Start with your monthly gross earned income and deduct in the following order

  • $200 for work expenses. This is a flat amount regardless of how much your work expenses really are. 106 C.M.R. § 704.270
  • One-half of what is left after the $200 work expense deduction if you were a recipient within the four months before you apply. 106 C.M.R. § 704.280. DTA calls this the 50% disregard.
  • Dependent care costs. Deduct actual dependent care costs (including costs of transportation to and from child care) up to DTA’s maximum dependent based on the age of the dependent and the number of hours you work. 106 C.M.R. § 704.275. Determine the maximum deduction you can take for each dependent using DTA’s table. DTA Online Guide (Dependent Care Deduction).

Maximum Dependent Care Deductions

Hours of Work

Age of Dependent

Weekly

Monthly

2 or over

Under 2

1-10

1-43

$44

$50

11-20

44-87

$88

$100

21-30

88-130

$132

$150

31+

131+

$175

$200

 

Step Two. Subtract allowable deductions from unearned income

You can deduct the first $50 a month in child support for children who are included in the grant. See What income is not counted?
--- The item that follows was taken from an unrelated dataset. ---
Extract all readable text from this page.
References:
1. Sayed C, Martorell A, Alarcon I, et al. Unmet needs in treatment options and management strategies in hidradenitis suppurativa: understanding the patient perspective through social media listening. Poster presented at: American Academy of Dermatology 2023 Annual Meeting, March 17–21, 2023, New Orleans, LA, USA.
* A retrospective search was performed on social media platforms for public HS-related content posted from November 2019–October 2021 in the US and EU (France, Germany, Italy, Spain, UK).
Step Three. Figure your countable income

Add earned and unearned income after the deductions allowed above. Include deemed income. See Links below:

Step Four. Compare your total monthly countable income with the Need Standard for your family size

  • Use the Standard with the rent allowance if you live in private, unsubsidized housing.
  • Use the lower standard without the rent allowance if you do not pay rent, you live in a teen parent living program, or you live in public or subsidized housing and the rent of at least one of the occupants is based on a percentage of income. 106 C.M.R. § 705.910.
  • Be sure to use the higher Standard in September when the clothing allowance is paid.
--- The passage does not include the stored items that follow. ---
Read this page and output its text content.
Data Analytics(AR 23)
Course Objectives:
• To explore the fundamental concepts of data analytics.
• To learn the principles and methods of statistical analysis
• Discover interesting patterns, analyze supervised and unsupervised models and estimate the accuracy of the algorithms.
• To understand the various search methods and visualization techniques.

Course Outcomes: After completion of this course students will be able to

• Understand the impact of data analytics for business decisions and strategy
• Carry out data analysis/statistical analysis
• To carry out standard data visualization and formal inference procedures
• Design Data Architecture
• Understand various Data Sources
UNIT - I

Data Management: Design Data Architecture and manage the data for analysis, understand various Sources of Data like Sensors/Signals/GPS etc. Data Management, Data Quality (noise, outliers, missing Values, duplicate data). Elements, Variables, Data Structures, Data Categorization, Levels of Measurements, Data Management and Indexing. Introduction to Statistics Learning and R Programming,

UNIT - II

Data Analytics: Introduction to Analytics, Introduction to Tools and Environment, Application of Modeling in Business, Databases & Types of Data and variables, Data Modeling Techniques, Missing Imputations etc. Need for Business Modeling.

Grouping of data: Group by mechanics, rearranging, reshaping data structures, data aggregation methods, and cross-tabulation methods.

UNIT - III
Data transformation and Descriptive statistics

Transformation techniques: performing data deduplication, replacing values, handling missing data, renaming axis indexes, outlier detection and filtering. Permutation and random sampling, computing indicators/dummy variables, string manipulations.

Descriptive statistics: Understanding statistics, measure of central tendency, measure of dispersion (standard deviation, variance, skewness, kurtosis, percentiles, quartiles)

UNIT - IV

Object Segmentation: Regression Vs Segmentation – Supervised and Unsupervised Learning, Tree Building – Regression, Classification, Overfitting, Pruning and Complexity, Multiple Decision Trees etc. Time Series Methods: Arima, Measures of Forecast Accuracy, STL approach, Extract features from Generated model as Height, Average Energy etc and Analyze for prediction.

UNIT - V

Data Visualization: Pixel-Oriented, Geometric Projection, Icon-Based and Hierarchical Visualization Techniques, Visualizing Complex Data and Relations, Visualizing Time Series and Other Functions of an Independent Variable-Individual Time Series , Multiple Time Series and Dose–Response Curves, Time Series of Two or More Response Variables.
If your total monthly countable income is less than the Need Standard for your family size, you got in the front door. Go to the next two questions to figure your monthly TAFDC grant.

TAFDC Monthly Need Standards

Assistance unit size

No rent allowance
(no rent, or public or subsidized housing)

With rent allowance (private, unsubsidized housing)

1

$ 466

$ 506

2

589

629

3

712

753

4

829

869

5

950

990

6

1,075

1,115

7

1,196

1,236

8

1,316

1,356

9

1,436

1,476

10

1,558

1,598

Increment

126

126

Important Note: The Need Standards go up in September by the amount of the clothing allowance for each eligible child ($350 in September 2021).